Think about meetings
It is estimated that businesses spend 15% of their time in meetings, 37% of which are at the same time considered useless.
Just think of the things that could get done if these meetings didn’t exist.
However, let’s admit that certain meetings do need to happen, and that you can’t simply eliminate all meetings to boost your productivity.
Consider the value of a meeting. Is it an exchange of ideas, is it a debriefing, is it a weekly report on progress? Can some of these meetings be turned into a paper trail? Holding a meeting certainly helps you minimize the chance of someone not reading an email, but on the other hand, you can end up taking a lot of time talking. And meetings also tend to run over.
Try to shift what you can from meeting to email. Give every participant in the email a decent window to respond, but let them do it on their own time.

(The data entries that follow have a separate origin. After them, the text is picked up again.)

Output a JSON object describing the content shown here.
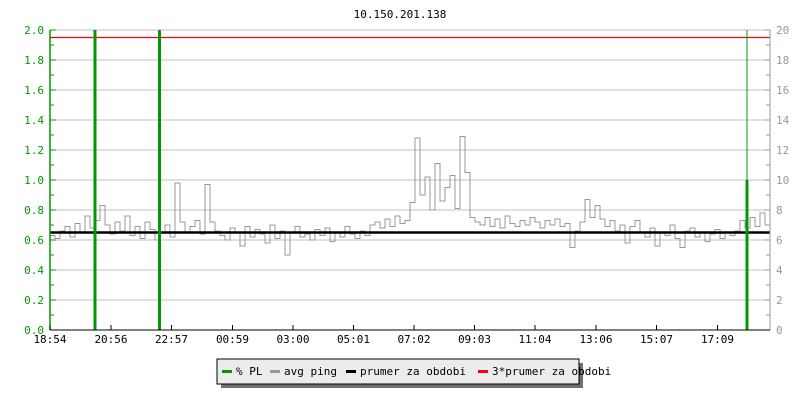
{
  "chart_data": {
    "type": "line",
    "title": "10.150.201.138",
    "x_start": "18:54",
    "x_span_hours": 24,
    "x_ticks": [
      "18:54",
      "20:56",
      "22:57",
      "00:59",
      "03:00",
      "05:01",
      "07:02",
      "09:03",
      "11:04",
      "13:06",
      "15:07",
      "17:09"
    ],
    "y_left": {
      "range": [
        0,
        2.0
      ],
      "ticks": [
        "0.0",
        "0.2",
        "0.4",
        "0.6",
        "0.8",
        "1.0",
        "1.2",
        "1.4",
        "1.6",
        "1.8",
        "2.0"
      ],
      "color": "#009900"
    },
    "y_right": {
      "range": [
        0,
        20
      ],
      "ticks": [
        "0",
        "2",
        "4",
        "6",
        "8",
        "10",
        "12",
        "14",
        "16",
        "18",
        "20"
      ],
      "color": "#999999"
    },
    "grid": true,
    "legend_placement": "bottom",
    "series": [
      {
        "name": "% PL",
        "color": "#009900",
        "axis": "left",
        "events": [
          {
            "time": "20:24",
            "value": 2.0
          },
          {
            "time": "22:33",
            "value": 2.0
          },
          {
            "time": "18:08",
            "value": 1.0
          }
        ]
      },
      {
        "name": "avg ping",
        "color": "#999999",
        "axis": "right",
        "values": [
          6.3,
          6.1,
          6.6,
          6.9,
          6.2,
          7.1,
          6.5,
          7.6,
          6.8,
          7.3,
          8.3,
          7.0,
          6.4,
          7.2,
          6.6,
          7.6,
          6.3,
          6.9,
          6.1,
          7.2,
          6.7,
          6.0,
          6.5,
          7.0,
          6.2,
          9.8,
          7.2,
          6.5,
          6.9,
          7.3,
          6.4,
          9.7,
          7.2,
          6.6,
          6.3,
          6.0,
          6.8,
          6.5,
          5.6,
          6.9,
          6.2,
          6.7,
          6.4,
          5.8,
          7.0,
          6.1,
          6.6,
          5.0,
          6.5,
          6.9,
          6.2,
          6.4,
          6.0,
          6.7,
          6.3,
          6.8,
          5.9,
          6.5,
          6.2,
          6.9,
          6.4,
          6.1,
          6.6,
          6.3,
          7.0,
          7.2,
          6.8,
          7.4,
          6.9,
          7.6,
          7.1,
          7.3,
          8.5,
          12.8,
          9.0,
          10.2,
          8.0,
          11.1,
          8.6,
          9.5,
          10.3,
          8.1,
          12.9,
          10.5,
          7.5,
          7.2,
          7.0,
          7.5,
          6.9,
          7.4,
          6.8,
          7.6,
          7.1,
          6.9,
          7.3,
          7.0,
          7.5,
          7.2,
          6.8,
          7.3,
          7.0,
          7.4,
          6.9,
          7.1,
          5.5,
          6.6,
          7.2,
          8.7,
          7.5,
          8.3,
          7.4,
          6.9,
          7.3,
          6.6,
          7.0,
          5.8,
          6.9,
          7.3,
          6.5,
          6.2,
          6.8,
          5.6,
          6.5,
          6.3,
          7.0,
          6.1,
          5.5,
          6.6,
          6.8,
          6.2,
          6.5,
          5.9,
          6.4,
          6.7,
          6.1,
          6.5,
          6.3,
          6.6,
          7.3,
          6.8,
          7.5,
          6.9,
          7.8,
          7.0
        ]
      },
      {
        "name": "prumer za obdobi",
        "color": "#000000",
        "axis": "left",
        "value": 0.65
      },
      {
        "name": "3*prumer za obdobi",
        "color": "#ff0000",
        "axis": "left",
        "value": 1.95
      }
    ]
  }
}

Things that need to be discussed in person should, of course, remain in meeting form. This is especially true of creative meetings, where ideas are born out of an exchange of words. That’s something you could never replicate via email.
Plan for breaks
The human mind works best when it has had a chance to take a break. When we sleep, our brain makes connections and retains the information we have been feeding it while awake. When we take a break from work, the brain has a chance to work on the issue in the background, while at the same time recharging and recovering.

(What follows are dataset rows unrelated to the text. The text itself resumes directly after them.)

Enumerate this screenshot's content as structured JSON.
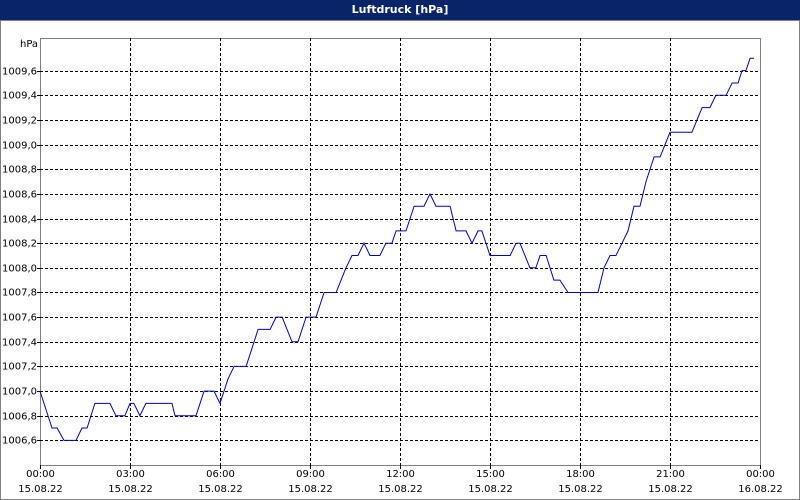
{
  "chart_data": {
    "type": "line",
    "title": "Luftdruck [hPa]",
    "y_label": "hPa",
    "x": [
      0,
      0.4,
      0.57,
      0.8,
      1.2,
      1.4,
      1.57,
      1.83,
      2.33,
      2.53,
      2.83,
      3,
      3.13,
      3.33,
      3.53,
      4.4,
      4.5,
      5.2,
      5.47,
      5.8,
      6,
      6.27,
      6.47,
      6.87,
      7.27,
      7.67,
      7.87,
      8.07,
      8.4,
      8.6,
      8.87,
      9.2,
      9.47,
      9.87,
      10.2,
      10.4,
      10.6,
      10.8,
      11,
      11.33,
      11.53,
      11.73,
      11.87,
      12.2,
      12.47,
      12.8,
      13,
      13.2,
      13.67,
      13.87,
      14.2,
      14.4,
      14.6,
      14.73,
      15,
      15.67,
      15.87,
      16,
      16.33,
      16.53,
      16.67,
      16.87,
      17.13,
      17.33,
      17.6,
      18.6,
      18.8,
      19,
      19.2,
      19.4,
      19.6,
      19.8,
      20,
      20.2,
      20.47,
      20.67,
      21,
      21.73,
      22.07,
      22.33,
      22.53,
      22.87,
      23.07,
      23.27,
      23.4,
      23.53,
      23.67,
      23.8
    ],
    "series": [
      {
        "name": "Luftdruck",
        "color": "#0000c0",
        "values": [
          1007.0,
          1006.7,
          1006.7,
          1006.6,
          1006.6,
          1006.7,
          1006.7,
          1006.9,
          1006.9,
          1006.8,
          1006.8,
          1006.9,
          1006.9,
          1006.8,
          1006.9,
          1006.9,
          1006.8,
          1006.8,
          1007.0,
          1007.0,
          1006.9,
          1007.1,
          1007.2,
          1007.2,
          1007.5,
          1007.5,
          1007.6,
          1007.6,
          1007.4,
          1007.4,
          1007.6,
          1007.6,
          1007.8,
          1007.8,
          1008.0,
          1008.1,
          1008.1,
          1008.2,
          1008.1,
          1008.1,
          1008.2,
          1008.2,
          1008.3,
          1008.3,
          1008.5,
          1008.5,
          1008.6,
          1008.5,
          1008.5,
          1008.3,
          1008.3,
          1008.2,
          1008.3,
          1008.3,
          1008.1,
          1008.1,
          1008.2,
          1008.2,
          1008.0,
          1008.0,
          1008.1,
          1008.1,
          1007.9,
          1007.9,
          1007.8,
          1007.8,
          1008.0,
          1008.1,
          1008.1,
          1008.2,
          1008.3,
          1008.5,
          1008.5,
          1008.7,
          1008.9,
          1008.9,
          1009.1,
          1009.1,
          1009.3,
          1009.3,
          1009.4,
          1009.4,
          1009.5,
          1009.5,
          1009.6,
          1009.6,
          1009.7,
          1009.7
        ]
      }
    ],
    "xlim": [
      0,
      24
    ],
    "xticks": [
      {
        "value": 0,
        "label": "00:00\n15.08.22"
      },
      {
        "value": 3,
        "label": "03:00\n15.08.22"
      },
      {
        "value": 6,
        "label": "06:00\n15.08.22"
      },
      {
        "value": 9,
        "label": "09:00\n15.08.22"
      },
      {
        "value": 12,
        "label": "12:00\n15.08.22"
      },
      {
        "value": 15,
        "label": "15:00\n15.08.22"
      },
      {
        "value": 18,
        "label": "18:00\n15.08.22"
      },
      {
        "value": 21,
        "label": "21:00\n15.08.22"
      },
      {
        "value": 24,
        "label": "00:00\n16.08.22"
      }
    ],
    "ylim": [
      1006.4,
      1009.8
    ],
    "yticks": [
      {
        "value": 1006.6,
        "label": "1006,6"
      },
      {
        "value": 1006.8,
        "label": "1006,8"
      },
      {
        "value": 1007.0,
        "label": "1007,0"
      },
      {
        "value": 1007.2,
        "label": "1007,2"
      },
      {
        "value": 1007.4,
        "label": "1007,4"
      },
      {
        "value": 1007.6,
        "label": "1007,6"
      },
      {
        "value": 1007.8,
        "label": "1007,8"
      },
      {
        "value": 1008.0,
        "label": "1008,0"
      },
      {
        "value": 1008.2,
        "label": "1008,2"
      },
      {
        "value": 1008.4,
        "label": "1008,4"
      },
      {
        "value": 1008.6,
        "label": "1008,6"
      },
      {
        "value": 1008.8,
        "label": "1008,8"
      },
      {
        "value": 1009.0,
        "label": "1009,0"
      },
      {
        "value": 1009.2,
        "label": "1009,2"
      },
      {
        "value": 1009.4,
        "label": "1009,4"
      },
      {
        "value": 1009.6,
        "label": "1009,6"
      }
    ],
    "grid": true
  }
}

Even if some of your employees claim to be perfectly happy spending all of their time at work at their desks, make it a point to enforce regular breaks. Also, make it another point not to take this break time out of their total working time. You don’t need to make people stay at work for an extra hour because you had them have a break.

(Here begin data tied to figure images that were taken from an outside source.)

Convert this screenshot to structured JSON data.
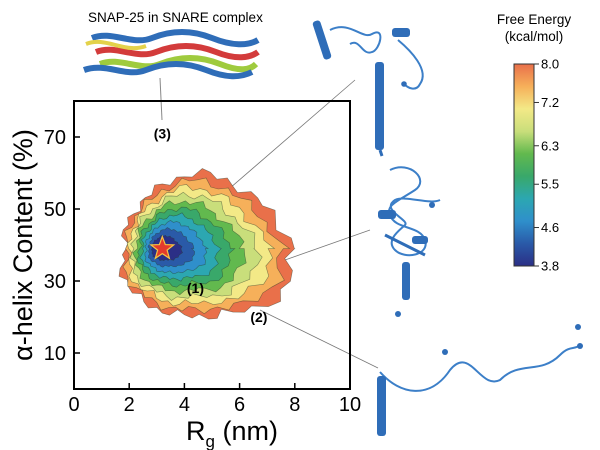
{
  "chart_data": {
    "type": "heatmap",
    "title": "",
    "xlabel": {
      "main": "R",
      "sub": "g",
      "unit": " (nm)"
    },
    "ylabel": "α-helix Content (%)",
    "xlim": [
      0,
      10
    ],
    "ylim": [
      0,
      80
    ],
    "xticks": [
      0,
      2,
      4,
      6,
      8,
      10
    ],
    "yticks": [
      10,
      30,
      50,
      70
    ],
    "colorbar": {
      "title_line1": "Free Energy",
      "title_line2": "(kcal/mol)",
      "ticks": [
        8.0,
        7.2,
        6.3,
        5.5,
        4.6,
        3.8
      ],
      "tick_labels": [
        "8.0",
        "7.2",
        "6.3",
        "5.5",
        "4.6",
        "3.8"
      ],
      "colors": [
        "#e9704a",
        "#f6b05a",
        "#f3e987",
        "#c9de7b",
        "#62b94e",
        "#39a86a",
        "#2ca7b1",
        "#2f8fcb",
        "#2a5aa8",
        "#2b2f86"
      ]
    },
    "free_energy_minimum": {
      "rg": 3.2,
      "helix": 39
    },
    "landscape_center": {
      "rg": 4.0,
      "helix": 39
    },
    "annotations": [
      {
        "label": "(1)",
        "rg": 4.4,
        "helix": 28
      },
      {
        "label": "(2)",
        "rg": 6.7,
        "helix": 20
      },
      {
        "label": "(3)",
        "rg": 3.2,
        "helix": 71
      }
    ],
    "inset_title": "SNAP-25 in SNARE complex"
  }
}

Breaks are just as essential to the working process as the work itself – which is why they need to become an integral part of your daily operations.
How these breaks are spent is up for debate. You can leave people to socialize on their own, or you can have group events. Games, meals, and even watching TV can all be a great way to leave the desk and refresh a little.
Naturally, the structure of these breaks will mostly depend on the line of work you’re in. Think about the best ways to structure breaks – for example, you’ll probably have several smaller ones and one larger break for a meal.
Invest in education
Finally, let’s touch upon that obvious point: educating your staff is always a way to make them more productive and better at what they do.
However, this does not have to be the kind of education that comes to mind on the first go.
Yes, attending seminars and webinars that speak directly to the work someone is doing is always a great option. So are role-specific courses, for your managers, for your HRs, for your sales team.
There is also something to be said about non-work-specific education.
It has been proven that every new knowledge we attain helps our brain make more connections and helps it reach for these connections faster than before. In other words, whatever you learn will make an impact on your general knowledge.
A language course, a course in knitting, a course in art or history will all help your employees become better versions of themselves, thus becoming better at what they do. Plus, it might be fun to step out of work for a while and spend some time on a different class of tasks.
Always remember to ask your staff what they would like to do. There will be some who are not really up for anything, but don’t let the majority bully the minority into accepting their ways – so make sure you allow for more than one option. You don’t want to turn this educational exercise into yet another obligation.
Streamlining your business operations, as you can now see, will take a fair bit of time and effort, and it will require some serious involvement from all parties concerned. Don’t let this discourage you, however. All change and all growth need time and effort, so allow for it to happen naturally. Don’t rush the process. Trust it instead.